Très vite, le jeune garçon apprit à lire, à écrire et à compter, mais la matière qu’il préférait, entre toutes, était la science naturelle. Les feuilles des arbres avaient des formes si différentes les unes des autres qu’il fallait beaucoup de temps pour apprendre à les reconnaître. Et il y avait aussi les pétales des fleurs, leurs jolies couleurs, leur doux parfum. Malgré tous ses efforts, Willy n’obtint guère de bonnes notes...sauf en science. Quand il montrait son carnet à ses parents, ceux-ci poussaient de grands « Oh ! » et Willy croyait qu’ils étaient heureux. Alors, il l’était aussi.

Vers l’âge de dix ans, il devint enfant de choeur et s’occupa des fleurs qui ornaient l’autel de la minuscule église. Il s’émerveilla devant les lys immaculés, les glaïeuls et les camélias qu’il déposait dans des vases remplis d’eau fraîche et dont il s'occupait avec amour.
Cela dura quelques années, et puis un jour, il advint ce qui devait arriver.
Willy revint de l’église le visage illuminé de bonheur. A ses parents qui lui demandaient ce qui le mettait de si bonne humeur il expliqua :
– Plus tard, quand je serai grand : je serai jardinier.
– Un simple jardinier ! s’exclamèrent ses parents qui rêvait de le voir devenir avocat ou, pourquoi pas, architecte.
– Non, corrigea leur fils tout tremblant de bonheur, je serai le jardinier de Dieu.
Effondrés, les parents cherchèrent de l’aide.

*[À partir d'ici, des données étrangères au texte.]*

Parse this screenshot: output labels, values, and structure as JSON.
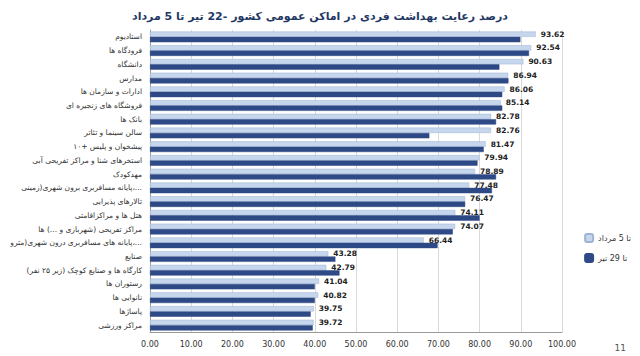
{
  "chart_data": {
    "type": "bar",
    "orientation": "horizontal",
    "title": "درصد رعایت بهداشت فردی در اماکن عمومی کشور -22 تیر تا 5 مرداد",
    "annotations": [
      "11"
    ],
    "categories": [
      "استادیوم",
      "فرودگاه ها",
      "دانشگاه",
      "مدارس",
      "ادارات و سازمان ها",
      "فروشگاه های زنجیره ای",
      "بانک ها",
      "سالن سینما و تئاتر",
      "پیشخوان و پلیس +۱۰",
      "استخرهای شنا و مراکز تفریحی آبی",
      "مهدکودک",
      "پایانه مسافربری برون شهری(زمینی،...",
      "تالارهای پذیرایی",
      "هتل ها و مراکزاقامتی",
      "مراکز تفریحی (شهربازی و ...) ها",
      "پایانه های مسافربری درون شهری(مترو،...",
      "صنایع",
      "کارگاه ها و صنایع کوچک (زیر ۲۵ نفر)",
      "رستوران ها",
      "نانوایی ها",
      "پاساژها",
      "مراکز ورزشی"
    ],
    "series": [
      {
        "name": "تا 5 مرداد",
        "color": "#c6d6ec",
        "data_labels": true,
        "values": [
          93.62,
          92.54,
          90.63,
          86.94,
          86.06,
          85.14,
          82.78,
          82.76,
          81.47,
          79.94,
          78.89,
          77.48,
          76.47,
          74.11,
          74.07,
          66.44,
          43.28,
          42.79,
          41.04,
          40.82,
          39.75,
          39.72
        ]
      },
      {
        "name": "تا 29 تیر",
        "color": "#2e4a86",
        "values": [
          89.9,
          92.0,
          84.8,
          87.0,
          85.5,
          85.5,
          84.0,
          67.8,
          81.0,
          79.5,
          84.0,
          83.0,
          76.5,
          80.0,
          73.5,
          69.8,
          45.0,
          46.0,
          40.0,
          40.0,
          39.0,
          39.5
        ]
      }
    ],
    "xlim": [
      0,
      100
    ],
    "xticks": [
      {
        "value": 0,
        "label": "0.00"
      },
      {
        "value": 10,
        "label": "10.00"
      },
      {
        "value": 20,
        "label": "20.00"
      },
      {
        "value": 30,
        "label": "30.00"
      },
      {
        "value": 40,
        "label": "40.00"
      },
      {
        "value": 50,
        "label": "50.00"
      },
      {
        "value": 60,
        "label": "60.00"
      },
      {
        "value": 70,
        "label": "70.00"
      },
      {
        "value": 80,
        "label": "80.00"
      },
      {
        "value": 90,
        "label": "90.00"
      },
      {
        "value": 100,
        "label": "100.00"
      }
    ],
    "grid": true,
    "legend": "right"
  }
}
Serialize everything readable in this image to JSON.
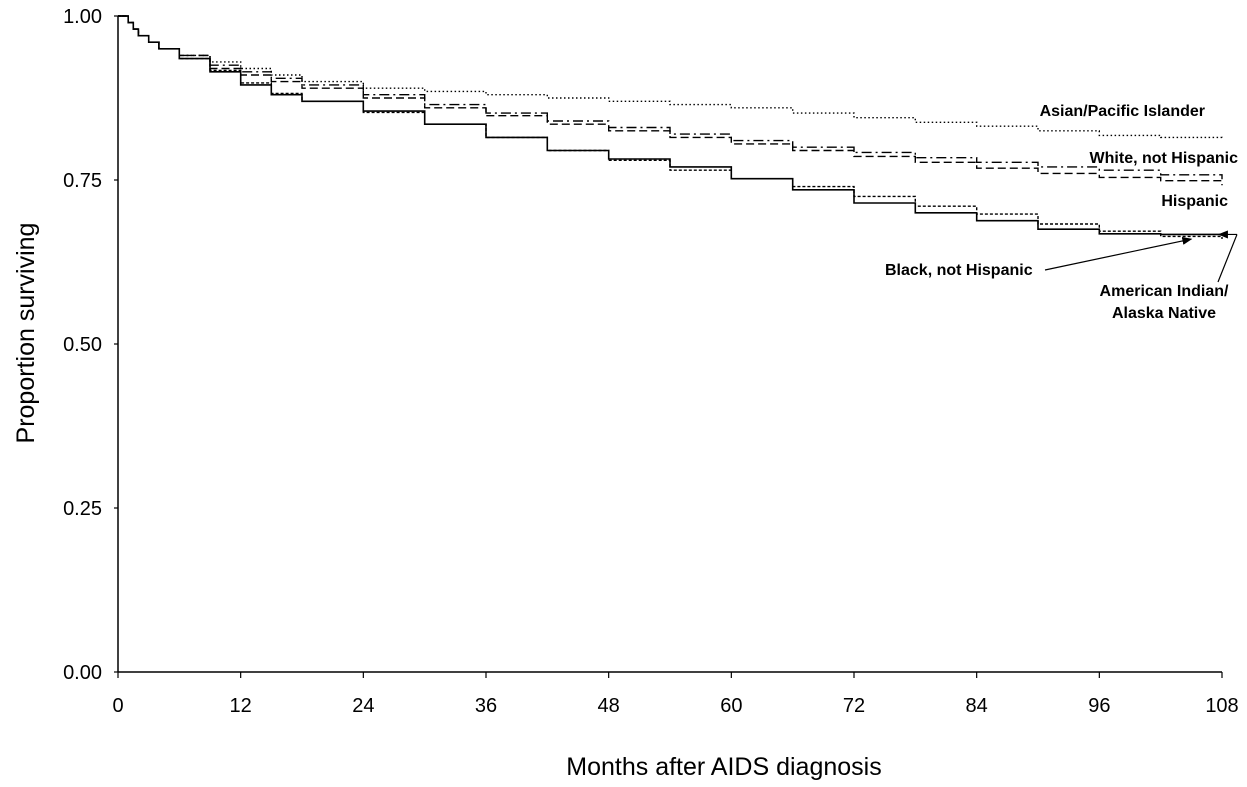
{
  "chart_data": {
    "type": "line",
    "title": "",
    "xlabel": "Months after AIDS diagnosis",
    "ylabel": "Proportion surviving",
    "xlim": [
      0,
      108
    ],
    "ylim": [
      0,
      1
    ],
    "x_ticks": [
      "0",
      "12",
      "24",
      "36",
      "48",
      "60",
      "72",
      "84",
      "96",
      "108"
    ],
    "y_ticks": [
      "0.00",
      "0.25",
      "0.50",
      "0.75",
      "1.00"
    ],
    "grid": false,
    "legend": "none (labels placed next to lines)",
    "series": [
      {
        "name": "Asian/Pacific Islander",
        "style": "dotted",
        "x": [
          0,
          0.5,
          1,
          1.5,
          2,
          3,
          4,
          6,
          9,
          12,
          15,
          18,
          24,
          30,
          36,
          42,
          48,
          54,
          60,
          66,
          72,
          78,
          84,
          90,
          96,
          102,
          108
        ],
        "y": [
          1.0,
          1.0,
          0.99,
          0.98,
          0.97,
          0.96,
          0.95,
          0.94,
          0.93,
          0.92,
          0.91,
          0.9,
          0.89,
          0.885,
          0.88,
          0.875,
          0.87,
          0.865,
          0.86,
          0.852,
          0.845,
          0.838,
          0.832,
          0.825,
          0.818,
          0.815,
          0.814
        ]
      },
      {
        "name": "White, not Hispanic",
        "style": "dash-dot",
        "x": [
          0,
          0.5,
          1,
          1.5,
          2,
          3,
          4,
          6,
          9,
          12,
          15,
          18,
          24,
          30,
          36,
          42,
          48,
          54,
          60,
          66,
          72,
          78,
          84,
          90,
          96,
          102,
          108
        ],
        "y": [
          1.0,
          1.0,
          0.99,
          0.98,
          0.97,
          0.96,
          0.95,
          0.94,
          0.925,
          0.915,
          0.905,
          0.895,
          0.88,
          0.865,
          0.852,
          0.84,
          0.83,
          0.82,
          0.81,
          0.8,
          0.792,
          0.784,
          0.777,
          0.77,
          0.765,
          0.758,
          0.751
        ]
      },
      {
        "name": "Hispanic",
        "style": "dashed",
        "x": [
          0,
          0.5,
          1,
          1.5,
          2,
          3,
          4,
          6,
          9,
          12,
          15,
          18,
          24,
          30,
          36,
          42,
          48,
          54,
          60,
          66,
          72,
          78,
          84,
          90,
          96,
          102,
          108
        ],
        "y": [
          1.0,
          1.0,
          0.99,
          0.98,
          0.97,
          0.96,
          0.95,
          0.94,
          0.92,
          0.91,
          0.9,
          0.89,
          0.875,
          0.86,
          0.848,
          0.835,
          0.825,
          0.815,
          0.805,
          0.795,
          0.786,
          0.777,
          0.768,
          0.76,
          0.754,
          0.749,
          0.742
        ]
      },
      {
        "name": "Black, not Hispanic",
        "style": "solid",
        "x": [
          0,
          0.5,
          1,
          1.5,
          2,
          3,
          4,
          6,
          9,
          12,
          15,
          18,
          24,
          30,
          36,
          42,
          48,
          54,
          60,
          66,
          72,
          78,
          84,
          90,
          96,
          102,
          108
        ],
        "y": [
          1.0,
          1.0,
          0.99,
          0.98,
          0.97,
          0.96,
          0.95,
          0.935,
          0.915,
          0.895,
          0.88,
          0.87,
          0.855,
          0.835,
          0.815,
          0.795,
          0.782,
          0.77,
          0.752,
          0.735,
          0.715,
          0.7,
          0.688,
          0.675,
          0.668,
          0.667,
          0.667
        ]
      },
      {
        "name": "American Indian/Alaska Native",
        "style": "short-dashed",
        "x": [
          0,
          0.5,
          1,
          1.5,
          2,
          3,
          4,
          6,
          9,
          12,
          15,
          18,
          24,
          30,
          36,
          42,
          48,
          54,
          60,
          66,
          72,
          78,
          84,
          90,
          96,
          102,
          108
        ],
        "y": [
          1.0,
          1.0,
          0.99,
          0.98,
          0.97,
          0.96,
          0.95,
          0.935,
          0.917,
          0.898,
          0.882,
          0.87,
          0.853,
          0.835,
          0.815,
          0.795,
          0.78,
          0.765,
          0.752,
          0.74,
          0.725,
          0.71,
          0.698,
          0.683,
          0.672,
          0.664,
          0.66
        ]
      }
    ],
    "annotations": [
      {
        "text": "Asian/Pacific Islander"
      },
      {
        "text": "White, not Hispanic"
      },
      {
        "text": "Hispanic"
      },
      {
        "text": "Black, not Hispanic"
      },
      {
        "lines": [
          "American Indian/",
          "Alaska Native"
        ]
      }
    ]
  }
}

Ils se précipitèrent chez le curé que cette idée combla de joie et qui s'en alla sonner les cloches pour apporter la bonne nouvelle à tous ses paroissiens.
Les parents de Willy consultèrent alors le médecin qui les rassura aussitôt : « Pourquoi pas ? Après tout, ce n’est pas contagieux. »
Pourtant le père de Willy refusait d’en prendre son parti et il décida de le faire changer d’avis. Mais comment ?
Il crut bientôt avoir trouvé la solution. Il emmena son fils jusqu’au jardin et tous les deux s’accroupirent devant une rose mélancolique. Frêle bouton rose, elle courbait la tête au bout de sa tige et les forces lui manquaient pour déplier ses minuscules feuilles vertes chiffonnées.
– Si tu parviens à la faire fleurir avant le prochain lever du soleil, dit le père à son fils, tu pourras devenir jardinier.
En prononçant ce serment, le père de Willy se montrait bien imprudent.

Durant la nuit, de sombres nuages s’accumulèrent dans le ciel et un violent orage éclata brusquement. Réveillé dès la première foudre, Willy enfila son peignoir et quitta la maison pour se précipiter au chevet de la rose.
Là, il s’assit auprès d’elle, l’abritant sous un grand parapluie et lui faisant, de son corps, un rempart contre le vent. Jusqu’aux premières lueurs de l’aube, il veilla sur elle, luttant avec courage contre le froid et le manque de sommeil.
Au matin, les parents, affolés de ne pas trouver leur fils dans sa chambre, descendirent au jardin et découvrirent leur fils endormi sous le parapluie noir. Quant à la fleur fragile, elle s’était changée en une rose éblouissante.

Willy est devenu jardinier dans son petit village et ses parents sont très fiers de lui. Les touristes viennent de toutes les provinces de France pour admirer les massifs d’hortensias rose et rouge, les guirlandes de glycines, les corbeilles de roses et les parterres de pivoines qu’il fait pousser. Mais c'est l'église qui demeure la plus belle à découvrir dans sa parure de fleurs blanches et cela n'a rien de surprenant puisque Willy a réalisé son rêve.